You can go to the Tesla website and see the estimated cost for YOUR address.
I don’t think they are available in GA yet.
Do they withstand extreme cold temperatures ? this is only for California
@Eric Wesoff, thank you for the pictures. I can see these attached panel groups have a plastic header with ‘connectors’ built in. Unless these panelized tile have a built in power optimizer or micro inverter? It will be difficult to isolate and troubleshoot a bad tile in the system. Early on a company named Andalay, which was bought out by GE was building solar PV panels with micro-inverter that had molded in connectors that slid into and snapped together to create a “wireless” panel string. Found out pretty quickly things like snow and dew could find a way into the ‘sealed’ connection and start corrosion and failures.
It seems even TESLA admits: “He said, “The solar roof does not make financial sense for someone with a relatively new roof.”
Kunal Ginotra, senior director of energy operations, said that Tesla has “increased the size and power density” of the tiles while changing some of the materials and reducing the number of parts and assemblies.”
I predict that this is the roof of the future!
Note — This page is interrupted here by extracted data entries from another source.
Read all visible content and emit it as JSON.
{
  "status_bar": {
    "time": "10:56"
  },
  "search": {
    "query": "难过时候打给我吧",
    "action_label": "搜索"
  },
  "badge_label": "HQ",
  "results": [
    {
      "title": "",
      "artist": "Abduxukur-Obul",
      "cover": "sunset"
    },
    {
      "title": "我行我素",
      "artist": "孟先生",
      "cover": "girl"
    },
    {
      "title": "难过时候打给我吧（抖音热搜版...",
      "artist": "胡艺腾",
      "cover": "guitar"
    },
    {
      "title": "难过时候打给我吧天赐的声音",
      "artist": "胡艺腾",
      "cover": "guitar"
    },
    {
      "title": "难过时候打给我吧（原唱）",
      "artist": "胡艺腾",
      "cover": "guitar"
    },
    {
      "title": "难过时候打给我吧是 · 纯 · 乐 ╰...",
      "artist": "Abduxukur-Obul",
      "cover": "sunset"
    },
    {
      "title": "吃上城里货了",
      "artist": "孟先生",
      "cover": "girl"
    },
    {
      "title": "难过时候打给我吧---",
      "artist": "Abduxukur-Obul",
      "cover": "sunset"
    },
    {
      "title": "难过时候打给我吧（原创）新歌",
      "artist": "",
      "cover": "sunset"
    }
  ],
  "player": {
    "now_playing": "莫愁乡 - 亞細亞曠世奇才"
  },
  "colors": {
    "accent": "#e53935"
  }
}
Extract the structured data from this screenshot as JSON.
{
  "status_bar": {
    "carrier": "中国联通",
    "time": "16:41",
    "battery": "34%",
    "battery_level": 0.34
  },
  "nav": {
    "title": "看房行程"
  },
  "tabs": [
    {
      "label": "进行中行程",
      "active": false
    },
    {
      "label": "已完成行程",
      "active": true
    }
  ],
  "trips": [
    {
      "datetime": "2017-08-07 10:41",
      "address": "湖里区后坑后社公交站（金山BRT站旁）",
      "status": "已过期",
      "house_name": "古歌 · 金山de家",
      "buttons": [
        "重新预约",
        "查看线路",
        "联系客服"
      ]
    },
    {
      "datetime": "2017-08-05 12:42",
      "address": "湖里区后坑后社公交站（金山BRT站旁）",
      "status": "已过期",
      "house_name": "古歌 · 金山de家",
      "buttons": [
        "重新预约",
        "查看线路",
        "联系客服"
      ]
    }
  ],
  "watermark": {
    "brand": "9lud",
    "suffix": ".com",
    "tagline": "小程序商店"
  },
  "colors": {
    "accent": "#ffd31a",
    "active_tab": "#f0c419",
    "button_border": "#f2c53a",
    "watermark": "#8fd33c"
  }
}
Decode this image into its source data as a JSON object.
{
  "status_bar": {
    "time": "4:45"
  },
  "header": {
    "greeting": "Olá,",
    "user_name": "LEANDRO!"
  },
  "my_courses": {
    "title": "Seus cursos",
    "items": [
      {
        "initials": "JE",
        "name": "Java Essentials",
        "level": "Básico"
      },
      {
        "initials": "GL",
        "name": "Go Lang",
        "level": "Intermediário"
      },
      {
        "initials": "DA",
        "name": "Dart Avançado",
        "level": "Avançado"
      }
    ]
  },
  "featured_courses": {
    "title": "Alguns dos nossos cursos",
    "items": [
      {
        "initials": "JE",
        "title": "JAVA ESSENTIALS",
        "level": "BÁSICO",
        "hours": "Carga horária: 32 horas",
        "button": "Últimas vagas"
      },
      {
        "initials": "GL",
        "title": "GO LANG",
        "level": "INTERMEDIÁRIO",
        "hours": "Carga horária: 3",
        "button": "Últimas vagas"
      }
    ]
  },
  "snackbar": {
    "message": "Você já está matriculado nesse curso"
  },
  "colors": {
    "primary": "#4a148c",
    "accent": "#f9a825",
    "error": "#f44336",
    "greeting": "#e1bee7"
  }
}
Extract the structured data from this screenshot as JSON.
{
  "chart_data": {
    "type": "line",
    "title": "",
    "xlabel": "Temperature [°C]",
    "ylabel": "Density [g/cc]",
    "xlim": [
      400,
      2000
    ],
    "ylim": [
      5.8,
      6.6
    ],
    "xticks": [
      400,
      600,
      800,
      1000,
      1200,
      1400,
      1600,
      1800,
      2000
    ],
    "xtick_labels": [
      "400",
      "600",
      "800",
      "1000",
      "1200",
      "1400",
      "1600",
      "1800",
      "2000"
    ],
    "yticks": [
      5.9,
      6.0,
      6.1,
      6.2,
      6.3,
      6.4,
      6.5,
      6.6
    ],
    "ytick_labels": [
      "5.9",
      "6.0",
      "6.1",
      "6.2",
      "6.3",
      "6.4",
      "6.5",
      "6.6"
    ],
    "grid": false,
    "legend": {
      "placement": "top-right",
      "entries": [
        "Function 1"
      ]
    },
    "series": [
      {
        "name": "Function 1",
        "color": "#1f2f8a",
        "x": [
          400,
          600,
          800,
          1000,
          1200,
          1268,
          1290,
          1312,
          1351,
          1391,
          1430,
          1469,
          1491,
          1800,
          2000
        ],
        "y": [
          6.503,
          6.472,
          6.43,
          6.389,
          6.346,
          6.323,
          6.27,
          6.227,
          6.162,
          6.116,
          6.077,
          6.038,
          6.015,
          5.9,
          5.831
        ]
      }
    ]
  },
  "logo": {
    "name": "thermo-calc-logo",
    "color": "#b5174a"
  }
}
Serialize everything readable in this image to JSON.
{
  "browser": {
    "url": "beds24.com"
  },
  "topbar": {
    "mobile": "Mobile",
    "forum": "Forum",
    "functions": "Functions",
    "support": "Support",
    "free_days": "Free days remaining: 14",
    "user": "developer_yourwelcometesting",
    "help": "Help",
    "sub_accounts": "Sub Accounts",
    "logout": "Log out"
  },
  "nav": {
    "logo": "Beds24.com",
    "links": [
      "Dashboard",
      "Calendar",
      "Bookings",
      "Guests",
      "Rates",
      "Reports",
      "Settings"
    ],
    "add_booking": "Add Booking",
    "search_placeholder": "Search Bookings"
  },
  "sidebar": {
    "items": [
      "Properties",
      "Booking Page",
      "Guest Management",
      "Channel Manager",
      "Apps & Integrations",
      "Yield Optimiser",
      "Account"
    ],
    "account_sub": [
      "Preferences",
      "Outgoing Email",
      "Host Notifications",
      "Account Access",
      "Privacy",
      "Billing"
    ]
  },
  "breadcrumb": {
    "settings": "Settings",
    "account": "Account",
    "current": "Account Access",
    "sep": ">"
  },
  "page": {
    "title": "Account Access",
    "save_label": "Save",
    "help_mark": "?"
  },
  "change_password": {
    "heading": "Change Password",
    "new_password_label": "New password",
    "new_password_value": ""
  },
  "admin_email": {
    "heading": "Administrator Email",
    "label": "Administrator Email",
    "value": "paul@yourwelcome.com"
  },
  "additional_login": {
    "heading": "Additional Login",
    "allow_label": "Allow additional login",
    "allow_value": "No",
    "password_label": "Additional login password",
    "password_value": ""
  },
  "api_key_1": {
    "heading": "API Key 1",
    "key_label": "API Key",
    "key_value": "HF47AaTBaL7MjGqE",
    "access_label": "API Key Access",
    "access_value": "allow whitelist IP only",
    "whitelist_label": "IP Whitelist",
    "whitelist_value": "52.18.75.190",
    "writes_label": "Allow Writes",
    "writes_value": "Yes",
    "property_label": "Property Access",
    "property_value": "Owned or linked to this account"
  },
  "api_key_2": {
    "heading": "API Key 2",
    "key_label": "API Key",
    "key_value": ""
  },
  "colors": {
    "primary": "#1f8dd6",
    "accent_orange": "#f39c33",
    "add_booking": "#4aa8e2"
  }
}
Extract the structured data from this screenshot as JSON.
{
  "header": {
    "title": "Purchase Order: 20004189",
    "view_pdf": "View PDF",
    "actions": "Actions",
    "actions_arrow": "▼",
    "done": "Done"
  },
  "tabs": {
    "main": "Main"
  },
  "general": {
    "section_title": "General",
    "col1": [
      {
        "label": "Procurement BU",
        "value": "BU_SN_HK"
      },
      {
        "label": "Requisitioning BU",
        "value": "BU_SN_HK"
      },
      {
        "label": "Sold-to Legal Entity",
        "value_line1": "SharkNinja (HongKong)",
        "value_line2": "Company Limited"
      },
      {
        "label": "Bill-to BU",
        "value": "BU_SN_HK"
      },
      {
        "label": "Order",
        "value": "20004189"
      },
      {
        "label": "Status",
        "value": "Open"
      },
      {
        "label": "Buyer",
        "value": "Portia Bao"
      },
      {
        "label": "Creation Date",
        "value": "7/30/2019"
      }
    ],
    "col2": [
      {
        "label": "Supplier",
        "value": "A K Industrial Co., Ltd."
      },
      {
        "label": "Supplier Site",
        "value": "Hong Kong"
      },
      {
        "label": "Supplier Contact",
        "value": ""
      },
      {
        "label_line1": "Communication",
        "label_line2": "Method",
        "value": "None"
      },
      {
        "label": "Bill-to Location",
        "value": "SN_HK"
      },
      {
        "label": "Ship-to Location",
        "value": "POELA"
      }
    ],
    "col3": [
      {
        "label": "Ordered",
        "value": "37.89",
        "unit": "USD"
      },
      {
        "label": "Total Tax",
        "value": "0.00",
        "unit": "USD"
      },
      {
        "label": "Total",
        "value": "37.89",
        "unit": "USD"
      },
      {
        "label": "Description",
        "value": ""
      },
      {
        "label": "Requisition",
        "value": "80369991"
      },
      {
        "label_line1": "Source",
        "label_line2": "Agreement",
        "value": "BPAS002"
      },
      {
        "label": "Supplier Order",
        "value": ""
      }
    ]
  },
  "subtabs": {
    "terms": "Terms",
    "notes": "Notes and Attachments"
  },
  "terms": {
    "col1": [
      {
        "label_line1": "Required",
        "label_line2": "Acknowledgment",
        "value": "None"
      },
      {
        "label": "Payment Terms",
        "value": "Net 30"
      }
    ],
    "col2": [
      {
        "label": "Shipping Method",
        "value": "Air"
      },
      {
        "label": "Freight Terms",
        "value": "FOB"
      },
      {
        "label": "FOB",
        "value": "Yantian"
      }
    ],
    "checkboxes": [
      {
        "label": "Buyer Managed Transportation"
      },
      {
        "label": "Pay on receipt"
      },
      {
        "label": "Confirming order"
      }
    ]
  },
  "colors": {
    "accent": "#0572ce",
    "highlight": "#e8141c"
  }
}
I am very excited about this product!
Is it available in Massachusetts?
I would like to offer/install on the homes I build.
I have a 55 and older community that will be underway in early spring 56 units, and would love to use this product on this project.
Lastly, is there required installation training offered ?
Although, solar PV “tiles” have been around since 2005 or so, there are some reasons, they have not caught on. IF TESLA is vague on costs, try a company named CertainTeed, they have the “Apollo II series” of solar PV roofing tiles. another company that took over where DOW tried to get into the market is RGS. RGS has ‘partnered’ with DOW on what they call the RGS POWERHOUSE 3.0 solar PV shingle.
The problem with direct nail down solar PV systems is the PTC rating of the solar PV product is affected by the lack of air flow to the underside of the tiles. When solar PV panels are mounted on a roof, there is usually at least a 2″ to 3″ air gap under the panels. The ‘new’ bifacial solar PV panels may be much cheaper, easier to install, maintain, troubleshoot, than a “tile system” BIPV nail down system. Overall many utilities are trying their best to dilute the value of a solar PV installation on one’s home. Right now there are developers, like Mandalay Homes building solar PV and energy storage into homes. The solar PV on the roof is nominal, something like 2kWp and the ESS is a 10kWh unit doing most of the energy arbitration and control of how the energy is used.
Have many roofs been installed in the UK? I am building a new property and I want to know if the cost is worth it.